We’re not pointing the finger of blame at BlogAds.com. We’ve always had a good working relationship with them. Our expectation is that this is some kind of unintentional screw-up (possibly related to how far Patrick and I are from our normal time zone), and that the ad will presently be removed.
In the meantime, if anyone’s wondering whether Patrick and I approve of the International Book Award Contest: we do not.
(Which is not to imply that Abi, Avram, or Jim do approve; just that they can speak for themselves.)
Yep, still there. Shall we write it off as the Imp of the Perverse playing a belated April Fools joke on you across multiple time zones?
You run ads? Ticking off AdBlock for this domain then.
And look what popped up! International Book Award Contest!
I assume from your post that the contest is, in your opinions, a scam How does it work?
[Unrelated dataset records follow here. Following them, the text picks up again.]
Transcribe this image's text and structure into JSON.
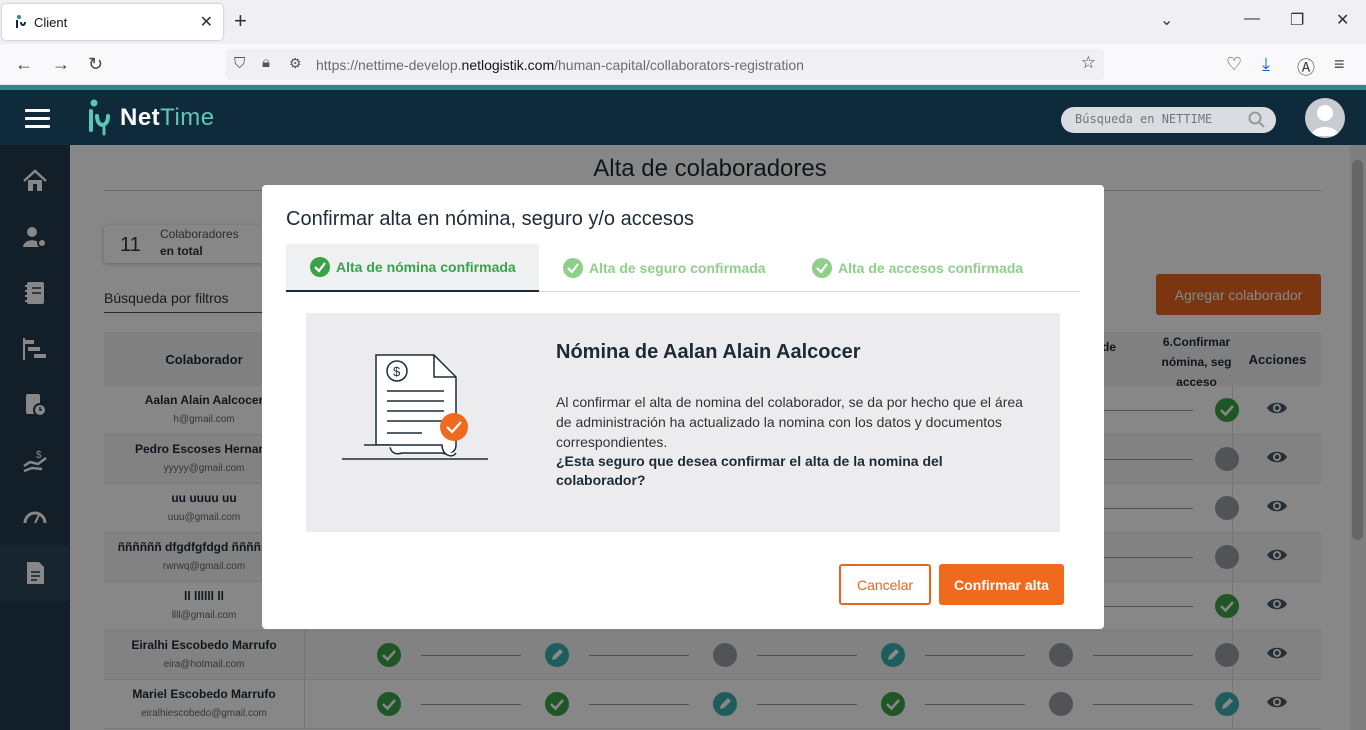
{
  "browser": {
    "tab_title": "Client",
    "url_prefix": "https://nettime-develop.",
    "url_domain": "netlogistik.com",
    "url_path": "/human-capital/collaborators-registration"
  },
  "app": {
    "brand_net": "Net",
    "brand_time": "Time",
    "search_placeholder": "Búsqueda en NETTIME"
  },
  "sidebar": {
    "items": [
      {
        "icon": "home-icon"
      },
      {
        "icon": "user-settings-icon"
      },
      {
        "icon": "notebook-icon"
      },
      {
        "icon": "gantt-icon"
      },
      {
        "icon": "document-clock-icon"
      },
      {
        "icon": "hand-money-icon"
      },
      {
        "icon": "speedometer-icon"
      },
      {
        "icon": "document-icon"
      }
    ]
  },
  "page": {
    "title": "Alta de colaboradores",
    "count": "11",
    "count_label_1": "Colaboradores",
    "count_label_2": "en total",
    "filter_label": "Búsqueda por filtros",
    "add_button": "Agregar colaborador",
    "table": {
      "col_collaborator": "Colaborador",
      "col_partial_de": "de",
      "col_confirm": "6.Confirmar nómina, seg acceso",
      "col_actions": "Acciones",
      "rows": [
        {
          "name": "Aalan Alain Aalcocer",
          "email": "h@gmail.com"
        },
        {
          "name": "Pedro Escoses Hernand",
          "email": "yyyyy@gmail.com"
        },
        {
          "name": "uu uuuu uu",
          "email": "uuu@gmail.com"
        },
        {
          "name": "ññññññ dfgdfgfdgd ññññññññ",
          "email": "rwrwq@gmail.com"
        },
        {
          "name": "ll llllll ll",
          "email": "llll@gmail.com"
        },
        {
          "name": "Eiralhi Escobedo Marrufo",
          "email": "eira@hotmail.com"
        },
        {
          "name": "Mariel Escobedo Marrufo",
          "email": "eiralhiescobedo@gmail.com"
        }
      ]
    }
  },
  "modal": {
    "title": "Confirmar alta en nómina, seguro y/o accesos",
    "tabs": [
      {
        "label": "Alta de nómina confirmada"
      },
      {
        "label": "Alta de seguro confirmada"
      },
      {
        "label": "Alta de accesos confirmada"
      }
    ],
    "body_title": "Nómina de Aalan Alain Aalcocer",
    "body_text": "Al confirmar el alta de nomina del colaborador, se da por hecho que el área de administración ha actualizado la nomina con los datos y documentos correspondientes.",
    "body_question": "¿Esta seguro que desea confirmar el alta de la nomina del colaborador?",
    "cancel": "Cancelar",
    "confirm": "Confirmar alta"
  },
  "colors": {
    "header_bg": "#0f2a3b",
    "accent_orange": "#f06a1e",
    "success_green": "#3aa349",
    "teal": "#3aaeb0"
  }
}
Do they ask a entrance fee to the contest to give you an award no one cares about? Do they have a "entry into the contest constitutes a grant of republication rights to us" clause in their contest?
It's an entrance fee scame. $89 gets you a roll of sticks, basically.
It's an entrance fee scam. $89 gets you a roll of stickers, basically.
The Absolute Write Water Cooler is a good site for looking up questionable entities in the publishing world. Here's the AW Bewares, Recommendations and Background Checks thread on Readers' Favorite.
Yep, still there from here.
Don't your publishing posts usually end up with scammy looking ads on the sidebar? Tying in to keywords is the explanation I remember from past instances.
BSD @3&4:
Thanks, especially for the correction. Stickers makes more sense than sticks. (Sticks? A euphemism for scrolls, like a rolled up diploma or award? Pencils that say "award winning writer"? A "polite" euphemism for faggot? Oh, "Stickers"! That makes sense).
In #7, Buddha Buck writes:
Sticks? A euphemism for scrolls, like a rolled up diploma or award?
That's BSD's dogwhistle for "fascists."
"A faggot is a bundle of sticks?"
"That's right, yeah."
"...and a fasces, from which fascism gets its name, is an axe sticking out of a bundle of sticks?"
"Uh, right."
"So the symbol of fascism is an axe in a faggot?"
(I first saw this in the 70s. No idea who first thought of it.)
Looks like it's gone now. Replaced by something from Xlibris and a Hosting Matters ad about how it's not what you know, it's WHO you know.
Which is totally cracking me up, given the title of my most recent post.
10
Abi, the Hosting Matters ad always seems to be there - I have the non-site ads blocked.
Don't your publishing posts usually end up with scammy looking ads on the sidebar? Tying in to keywords is the explanation I remember from past instances.
That would be my guess, given my experience that blogs about fat acceptance or eating disorders invariably seem to get saddled with sidebar ads for diet pills.
Sarah, it's not just keywords that put ads on our site. BlogAds.com asks us to approve each ad as it comes in. We wind up advertising a lot of self-published books -- that's okay, we have nothing against self-publication per se -- but we're a good deal pickier about ads that target unpublished and self-published writers.
BSD's right. Fake awards are a scam. Victims pay a substantial entry fee for a guaranteed award in one of their zillions of categories. Genetic markers: "Everyone will be so impressed" and/or "You'll make lots more sales."
Bill @7:
As Avram could tell you, I don't bother using a dogwhistle for fascists.